Vintage had to be extracted from the wine "title".

While cleaning data we agreed on removing some location columns. Then producing data visualization, we found that we might have lost important information. For example in the below map some provinces cannot be located correctly by Tableau so the map is uncomplete:

![image.png](attachment:image.png)



In [1]:
import pandas as pd
wines = pd.read_csv('../data/wines_clean_dataset.csv', index_col=0)
wines[wines["country"]=="Spain"]["province"].value_counts()

Northern Spain     3503
Catalonia          1044
Central Spain       462
Levante             415
Galicia             376
Andalucia           166
Spain Other          57
Spanish Islands      26
Name: province, dtype: int64

Sometimes the description of the column was very poor. If no indication at all, some important information are missing such as price currency.

The wine reviews have some "technical" description from sommeliers. This description was difficult to use in our analysis. Some identification of common words to describe wines was intented. This leave space for improvements and further data transformation to make this information useful.

During the web scraping we got all the information from the website with data from 2018-2019. The web scrapping provides economical data in which variation of the volume exported from one year to another was not of interest for the analysis.

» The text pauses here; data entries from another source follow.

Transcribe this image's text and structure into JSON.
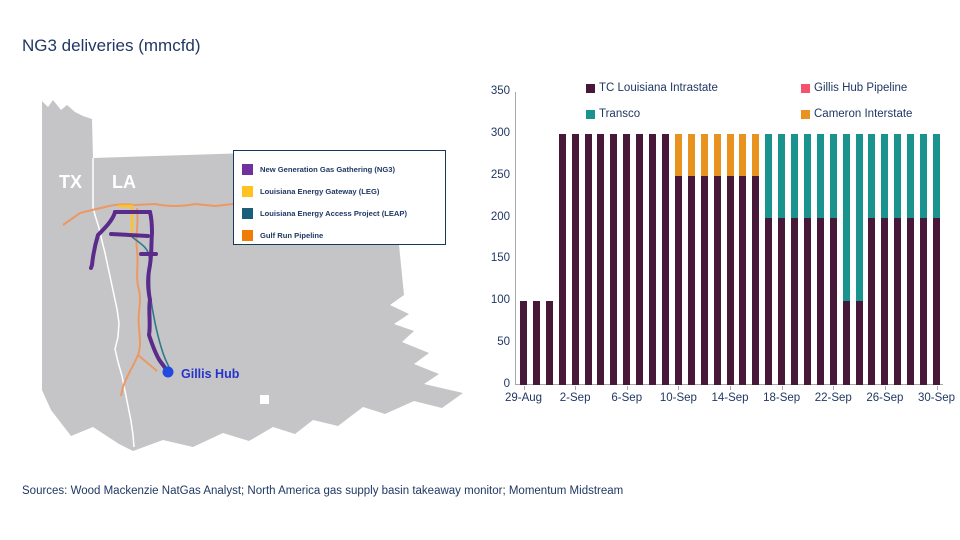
{
  "title": "NG3 deliveries (mmcfd)",
  "sources": "Sources: Wood Mackenzie NatGas Analyst; North America gas supply basin takeaway monitor; Momentum Midstream",
  "colors": {
    "text_navy": "#203864",
    "land_gray": "#C5C5C7",
    "axis_gray": "#A9A9A9",
    "state_line_white": "#FFFFFF"
  },
  "map": {
    "state_labels": {
      "tx": "TX",
      "la": "LA"
    },
    "hub": {
      "label": "Gillis Hub",
      "dot_color": "#2149E0",
      "label_color": "#2633C9"
    },
    "pipelines": {
      "ng3_color": "#5B2B8C",
      "leg_color": "#FFC21E",
      "leap_color": "#2E7A8C",
      "gulf_run_color": "#EC9862"
    },
    "legend": {
      "items": [
        {
          "label": "New Generation Gas Gathering (NG3)",
          "color": "#7030A0"
        },
        {
          "label": "Louisiana Energy Gateway (LEG)",
          "color": "#FFC21E"
        },
        {
          "label": "Louisiana Energy Access Project (LEAP)",
          "color": "#1B5E7B"
        },
        {
          "label": "Gulf Run Pipeline",
          "color": "#F07B05"
        }
      ]
    }
  },
  "chart_data": {
    "type": "bar",
    "stacked": true,
    "title": "NG3 deliveries (mmcfd)",
    "xlabel": "",
    "ylabel": "",
    "ylim": [
      0,
      350
    ],
    "yticks": [
      0,
      50,
      100,
      150,
      200,
      250,
      300,
      350
    ],
    "grid": false,
    "legend_position": "top",
    "x": [
      "29-Aug",
      "30-Aug",
      "31-Aug",
      "1-Sep",
      "2-Sep",
      "3-Sep",
      "4-Sep",
      "5-Sep",
      "6-Sep",
      "7-Sep",
      "8-Sep",
      "9-Sep",
      "10-Sep",
      "11-Sep",
      "12-Sep",
      "13-Sep",
      "14-Sep",
      "15-Sep",
      "16-Sep",
      "17-Sep",
      "18-Sep",
      "19-Sep",
      "20-Sep",
      "21-Sep",
      "22-Sep",
      "23-Sep",
      "24-Sep",
      "25-Sep",
      "26-Sep",
      "27-Sep",
      "28-Sep",
      "29-Sep",
      "30-Sep"
    ],
    "xtick_labels": [
      "29-Aug",
      "2-Sep",
      "6-Sep",
      "10-Sep",
      "14-Sep",
      "18-Sep",
      "22-Sep",
      "26-Sep",
      "30-Sep"
    ],
    "xtick_indices": [
      0,
      4,
      8,
      12,
      16,
      20,
      24,
      28,
      32
    ],
    "series": [
      {
        "name": "TC Louisiana Intrastate",
        "color": "#481838",
        "values": [
          100,
          100,
          100,
          300,
          300,
          300,
          300,
          300,
          300,
          300,
          300,
          300,
          250,
          250,
          250,
          250,
          250,
          250,
          250,
          200,
          200,
          200,
          200,
          200,
          200,
          100,
          100,
          200,
          200,
          200,
          200,
          200,
          200
        ]
      },
      {
        "name": "Transco",
        "color": "#1A938E",
        "values": [
          0,
          0,
          0,
          0,
          0,
          0,
          0,
          0,
          0,
          0,
          0,
          0,
          0,
          0,
          0,
          0,
          0,
          0,
          0,
          100,
          100,
          100,
          100,
          100,
          100,
          200,
          200,
          100,
          100,
          100,
          100,
          100,
          100
        ]
      },
      {
        "name": "Cameron Interstate",
        "color": "#E8921F",
        "values": [
          0,
          0,
          0,
          0,
          0,
          0,
          0,
          0,
          0,
          0,
          0,
          0,
          50,
          50,
          50,
          50,
          50,
          50,
          50,
          0,
          0,
          0,
          0,
          0,
          0,
          0,
          0,
          0,
          0,
          0,
          0,
          0,
          0
        ]
      },
      {
        "name": "Gillis Hub Pipeline",
        "color": "#F4526E",
        "values": [
          0,
          0,
          0,
          0,
          0,
          0,
          0,
          0,
          0,
          0,
          0,
          0,
          0,
          0,
          0,
          0,
          0,
          0,
          0,
          0,
          0,
          0,
          0,
          0,
          0,
          0,
          0,
          0,
          0,
          0,
          0,
          0,
          0
        ]
      }
    ],
    "legend_display_order": [
      "TC Louisiana Intrastate",
      "Gillis Hub Pipeline",
      "Transco",
      "Cameron Interstate"
    ]
  }
}
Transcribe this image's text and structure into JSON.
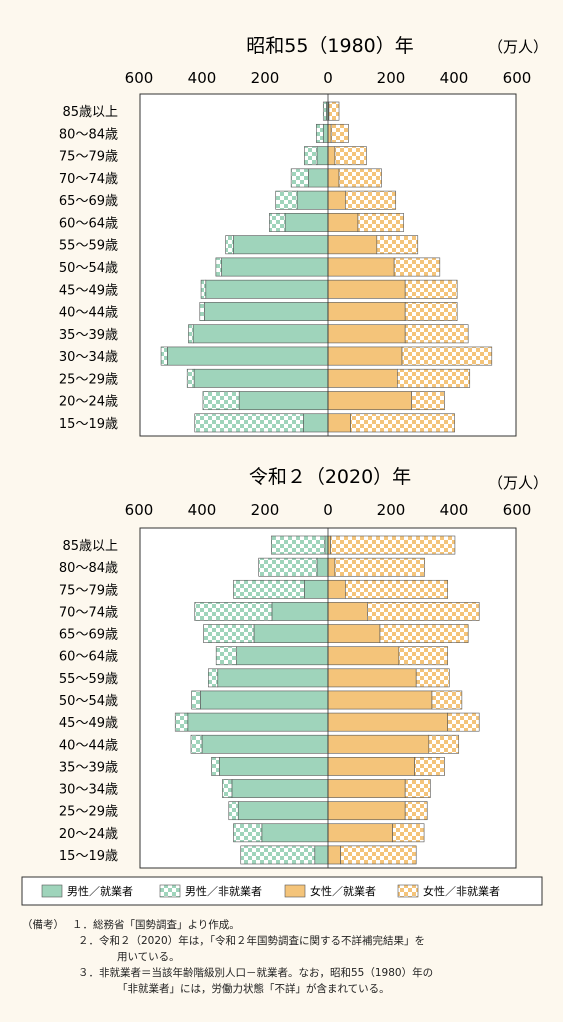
{
  "chart_data": [
    {
      "type": "bar",
      "subtype": "population-pyramid",
      "title": "昭和55（1980）年",
      "unit": "（万人）",
      "tick_labels": [
        "600",
        "400",
        "200",
        "0",
        "200",
        "400",
        "600"
      ],
      "xlim": [
        -600,
        600
      ],
      "categories": [
        "85歳以上",
        "80～84歳",
        "75～79歳",
        "70～74歳",
        "65～69歳",
        "60～64歳",
        "55～59歳",
        "50～54歳",
        "45～49歳",
        "40～44歳",
        "35～39歳",
        "30～34歳",
        "25～29歳",
        "20～24歳",
        "15～19歳"
      ],
      "series": [
        {
          "name": "男性／就業者",
          "side": "left",
          "values": [
            5,
            15,
            35,
            62,
            98,
            136,
            300,
            338,
            388,
            392,
            428,
            510,
            425,
            282,
            78
          ]
        },
        {
          "name": "男性／非就業者",
          "side": "left",
          "values": [
            10,
            22,
            40,
            55,
            68,
            50,
            25,
            18,
            15,
            15,
            15,
            20,
            22,
            115,
            345
          ]
        },
        {
          "name": "女性／就業者",
          "side": "right",
          "values": [
            3,
            10,
            22,
            35,
            55,
            95,
            155,
            210,
            245,
            245,
            245,
            235,
            220,
            265,
            72
          ]
        },
        {
          "name": "女性／非就業者",
          "side": "right",
          "values": [
            32,
            55,
            100,
            135,
            160,
            145,
            130,
            145,
            165,
            165,
            200,
            285,
            230,
            105,
            330
          ]
        }
      ]
    },
    {
      "type": "bar",
      "subtype": "population-pyramid",
      "title": "令和２（2020）年",
      "unit": "（万人）",
      "tick_labels": [
        "600",
        "400",
        "200",
        "0",
        "200",
        "400",
        "600"
      ],
      "xlim": [
        -600,
        600
      ],
      "categories": [
        "85歳以上",
        "80～84歳",
        "75～79歳",
        "70～74歳",
        "65～69歳",
        "60～64歳",
        "55～59歳",
        "50～54歳",
        "45～49歳",
        "40～44歳",
        "35～39歳",
        "30～34歳",
        "25～29歳",
        "20～24歳",
        "15～19歳"
      ],
      "series": [
        {
          "name": "男性／就業者",
          "side": "left",
          "values": [
            10,
            35,
            75,
            178,
            235,
            290,
            350,
            405,
            445,
            400,
            345,
            305,
            285,
            210,
            42
          ]
        },
        {
          "name": "男性／非就業者",
          "side": "left",
          "values": [
            170,
            185,
            225,
            245,
            160,
            65,
            30,
            28,
            40,
            35,
            25,
            30,
            30,
            90,
            235
          ]
        },
        {
          "name": "女性／就業者",
          "side": "right",
          "values": [
            8,
            22,
            55,
            125,
            165,
            225,
            280,
            330,
            380,
            320,
            275,
            245,
            245,
            205,
            40
          ]
        },
        {
          "name": "女性／非就業者",
          "side": "right",
          "values": [
            395,
            285,
            325,
            355,
            280,
            155,
            105,
            95,
            100,
            95,
            95,
            80,
            70,
            100,
            240
          ]
        }
      ]
    }
  ],
  "legend": [
    {
      "label": "男性／就業者",
      "pattern": "solid-green"
    },
    {
      "label": "男性／非就業者",
      "pattern": "check-green"
    },
    {
      "label": "女性／就業者",
      "pattern": "solid-orange"
    },
    {
      "label": "女性／非就業者",
      "pattern": "check-orange"
    }
  ],
  "colors": {
    "male": "#9fd4bb",
    "female": "#f4c47a",
    "background": "#fdf8ee",
    "plot_bg": "#ffffff"
  },
  "notes": {
    "head": "（備考）",
    "items": [
      {
        "line1": "１．総務省「国勢調査」より作成。"
      },
      {
        "line1": "２．令和２（2020）年は，「令和２年国勢調査に関する不詳補完結果」を",
        "line2": "用いている。"
      },
      {
        "line1": "３．非就業者＝当該年齢階級別人口－就業者。なお，昭和55（1980）年の",
        "line2": "「非就業者」には，労働力状態「不詳」が含まれている。"
      }
    ]
  }
}
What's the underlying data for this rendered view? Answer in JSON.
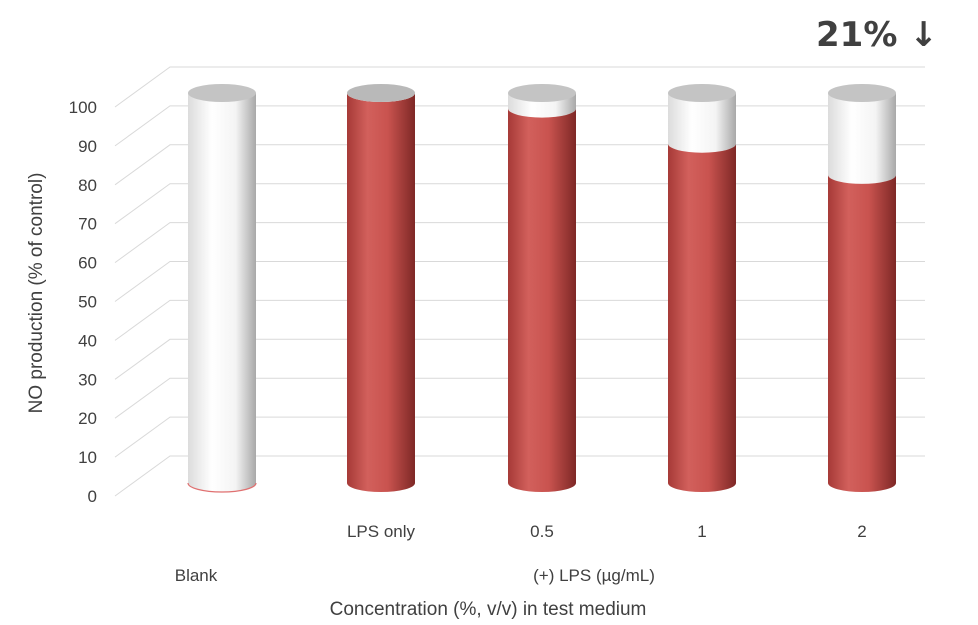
{
  "chart_data": {
    "type": "bar",
    "style": "3d-cylinder",
    "categories": [
      "Blank",
      "LPS only",
      "0.5",
      "1",
      "2"
    ],
    "series": [
      {
        "values": [
          0,
          100,
          96,
          87,
          79
        ],
        "color": "#c0504d"
      }
    ],
    "remainder_color": "#ffffff",
    "ylabel": "NO production (% of control)",
    "xlabel": "Concentration (%, v/v) in test medium",
    "group_label": "(+) LPS (µg/mL)",
    "yticks": [
      "0",
      "10",
      "20",
      "30",
      "40",
      "50",
      "60",
      "70",
      "80",
      "90",
      "100"
    ],
    "ylim": [
      0,
      100
    ],
    "grid": true,
    "annotation": "21% ↓"
  }
}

The web scraping data were grouped by countries and this is how it was merge to the rest of the data from the kaggle dataset. The main challenges of the merge was the difference in the number of countries referenced in each data source and the labelling of those countries. An example is given below:

In [19]:
wine_exports = pd.read_csv('../data/wines_webscraping.csv')
index = pd.Index(["kaggle_country","web_scraping_Country"])
pd.DataFrame([wines["country"].describe(),wine_exports['Country'].describe()],index=index)

Unnamed: 0,count,unique,top,freq
kaggle_country,111537,42,US,50238
web_scraping_Country,149,149,Russia,1


![Captura%20de%20pantalla%202020-07-17%20a%20las%2011.46.20.png](attachment:Captura%20de%20pantalla%202020-07-17%20a%20las%2011.46.20.png)

## Questions


### Where is the most expensive wine from ?

![Descargar%20imagen-9.png](attachment:Descargar%20imagen-9.png)

The most expensive wine of the review comes from France. It worth more than 3000 $ ou € and it's not even the best rated !!

### What is the country that export the most wines ?

![Descargar%20imagen-3.png](attachment:Descargar%20imagen-3.png)
![Descargar%20imagen-4.png](attachment:Descargar%20imagen-4.png)

France is also the country that has the most income from wine exportations. This must be due to the volume exported  because the average price of french wines stays in the same level as other european countries such as Italy (graph below).

![Descargar%20imagen-10.png](attachment:Descargar%20imagen-10.png)

### What is the consumption pattern of wine by country ?

This question stayed without answers as no relevent data were found.

The expected output was to identify the prefered way of wine consumption by country among the listed below for exemple:

- sales of wines in supermarkets
- sales of wines in restaurants
- sales of wines in wineries
- etc

### What makes a good wine ? tips to select a good wine

To answer this question we focused on Spainish wines. Note that the tips given shall allow to identify good wines from obvious information that must be present on the bottle labelling.

![Descargar%20imagen-14.png](attachment:Descargar%20imagen-14.png)

The graph above tells us that to have a good balance between quality and price, it is preferred to select wines which vintage fall between 2009 and 2011.

The graph below shows the graps variety with the highest average point for 3 ranges of price depending on the budget we want to spend on a bottle of wine:

![Descargar%20imagen-13.png](attachment:Descargar%20imagen-13.png)

## Insights

![Descargar%20imagen-15.png](attachment:Descargar%20imagen-15.png)



## Further questions and improvements

Transform sommelier descriptions in adjectives qualifying the wine in a matter that wines can be compared through those adjectives and give tips to select wine depending on taste preferred.

Dig deeper in the web to try to answer the consumption pattern by country question.